We found that in KRAS-mutant CRC, BCAAs and their metabolic products accumulate markedly. Restricting the BCAA supply specifically inhibits the proliferation of KRAS-mutant CRC cells but does not affect metastasis. In these cancer cells, enoyl-CoA hydratase-1 (ECHS1), a key enzyme in BCAA metabolism, is downregulated. Furthermore, BCAAs enhance the acetylation of lysine 204 on ECHS1, impairing its ability to bind enoyl-CoA and reducing its catalytic activity. This modification triggers the ubiquitination of ECHS1 and its subsequent degradation, diminishing BCAA catabolism and leading to its cellular accumulation. This accumulation activates the mTORC1 signaling pathway, which induces the transcriptional activation of downstream target proteins and promotes the malignant progression of CRC.
Limiting BCAA intake not only suppresses tumor growth in KRAS-mutant CRC but also enhances the efficacy of the KRAS G12D inhibitor MRTX1133 and the monoclonal antibody bevacizumab. Our findings reveal a previously unknown regulatory mechanism of ECHS1 in CRC and offer new potential therapeutic targets.

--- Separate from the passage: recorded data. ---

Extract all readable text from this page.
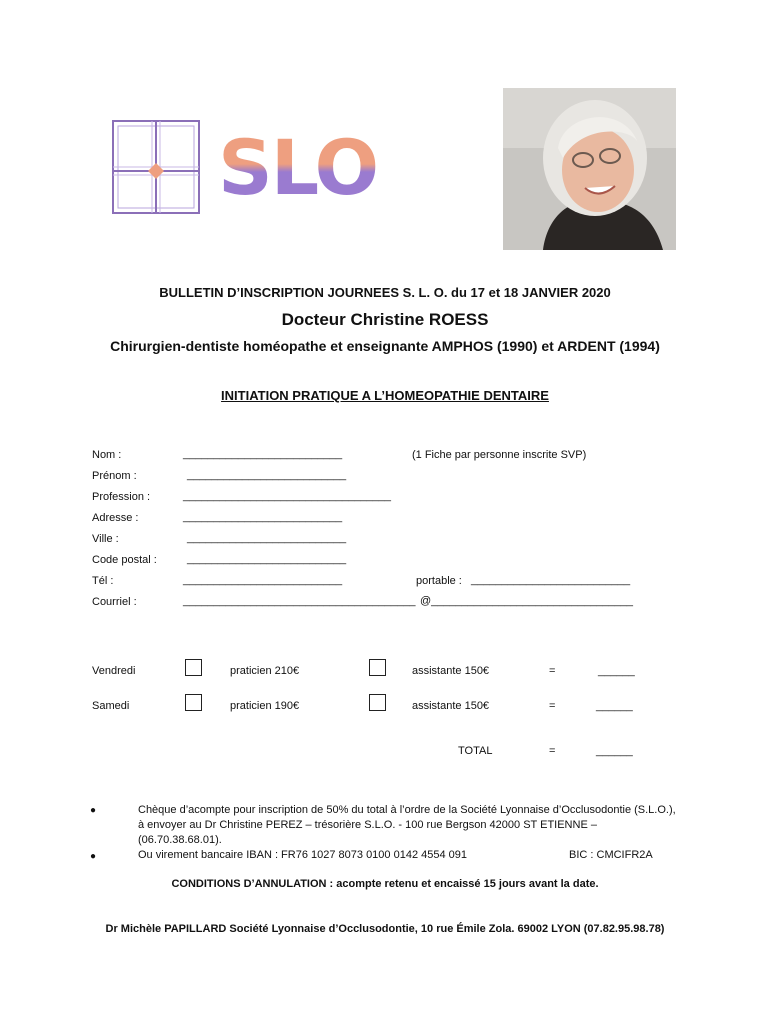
SLO
BULLETIN D’INSCRIPTION JOURNEES S. L. O. du 17 et 18 JANVIER 2020
Docteur Christine ROESS
Chirurgien-dentiste homéopathe et enseignante AMPHOS (1990) et ARDENT (1994)
INITIATION PRATIQUE A L’HOMEOPATHIE DENTAIRE
Nom :	__________________________	(1 Fiche par personne inscrite SVP)
Prénom :	__________________________
Profession :	__________________________________
Adresse :	__________________________
Ville :	__________________________
Code postal :	__________________________
Tél :	__________________________	portable : __________________________
Courriel :	______________________________________ @_________________________________
Vendredi	praticien 210€	assistante 150€	=	______
Samedi	praticien 190€	assistante 150€	=	______
TOTAL	=	______
●	Chèque d’acompte pour inscription de 50% du total à l’ordre de la Société Lyonnaise d’Occlusodontie (S.L.O.), à envoyer au Dr Christine PEREZ – trésorière S.L.O. - 100 rue Bergson 42000 ST ETIENNE – (06.70.38.68.01).
●	Ou virement bancaire IBAN : FR76 1027 8073 0100 0142 4554 091	BIC : CMCIFR2A
CONDITIONS D’ANNULATION : acompte retenu et encaissé 15 jours avant la date.
Dr Michèle PAPILLARD Société Lyonnaise d’Occlusodontie, 10 rue Émile Zola. 69002 LYON (07.82.95.98.78)
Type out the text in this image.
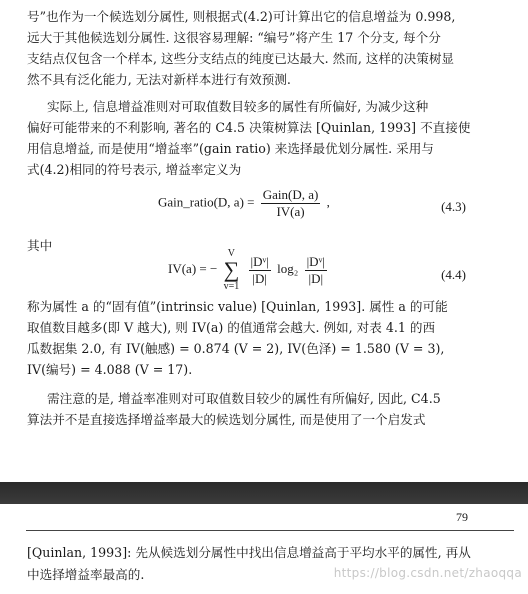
号”也作为一个候选划分属性, 则根据式(4.2)可计算出它的信息增益为 0.998,
远大于其他候选划分属性. 这很容易理解: “编号”将产生 17 个分支, 每个分
支结点仅包含一个样本, 这些分支结点的纯度已达最大. 然而, 这样的决策树显
然不具有泛化能力, 无法对新样本进行有效预测.
实际上, 信息增益准则对可取值数目较多的属性有所偏好, 为减少这种
偏好可能带来的不利影响, 著名的 C4.5 决策树算法 [Quinlan, 1993] 不直接使
用信息增益, 而是使用“增益率”(gain ratio) 来选择最优划分属性. 采用与
式(4.2)相同的符号表示, 增益率定义为
Gain_ratio(D, $a) = \frac{\text{Gain(D, a)}}{IV(a)}$ ,	(4.3)
其中
IV(a) = − V
∑
$v=1 \frac{\text{|Dᵛ|}}{|D|} \log_2 \frac{\text{|Dᵛ|}}{|D|}$	(4.4)
称为属性 a 的“固有值”(intrinsic value) [Quinlan, 1993]. 属性 a 的可能
取值数目越多(即 V 越大), 则 IV(a) 的值通常会越大. 例如, 对表 4.1 的西
瓜数据集 2.0, 有 IV(触感) = 0.874 (V = 2), IV(色泽) = 1.580 (V = 3),
IV(编号) = 4.088 (V = 17).
需注意的是, 增益率准则对可取值数目较少的属性有所偏好, 因此, C4.5
算法并不是直接选择增益率最大的候选划分属性, 而是使用了一个启发式
79
[Quinlan, 1993]: 先从候选划分属性中找出信息增益高于平均水平的属性, 再从
中选择增益率最高的.	https://blog.csdn.net/zhaoqqa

支链氨基酸(BCAA)代谢在结直肠癌(CRC)中失调,血浆BCAA水平升高与患该疾病风险增加显著相关。然而,BCAAs是否直接促进CRC进展及其潜在机制仍不清楚。
在本研究中,我们调查了KRAS突变型CRC中的代谢改变。我们在体外和体内研究了限制BCAA供应对KRAS突变型CRC细胞增殖和转移的影响。
我们发现,在KRAS突变型CRC中,BCAAs及其代谢产物显著积累。限制BCAA供应特异性抑制KRAS突变型CRC细胞的增殖,但不影响转移。在这些癌细胞中,BCAA代谢的关键酶烯酰辅酶A水合酶-1(ECHS1)下调。此外,BCAAs增强了ECHS1上赖氨酸204的乙酰化,损害其与烯酰辅酶A结合的能力并降低其催化活性。这种修饰触发ECHS1的泛素化及其随后的降解,减少BCAA分解代谢并导致其在细胞内积累。这种积累激活mTORC1信号通路,诱导下游靶蛋白的转录激活并促进CRC的恶性进展。
限制BCAA摄入不仅抑制KRAS突变型CRC中的肿瘤生长,还增强KRAS G12D抑制剂MRTX1133和单克隆抗体贝伐单抗的疗效。我们的发现揭示了ECHS1在CRC中以前未知的调节机制,并提供了新的潜在治疗靶点。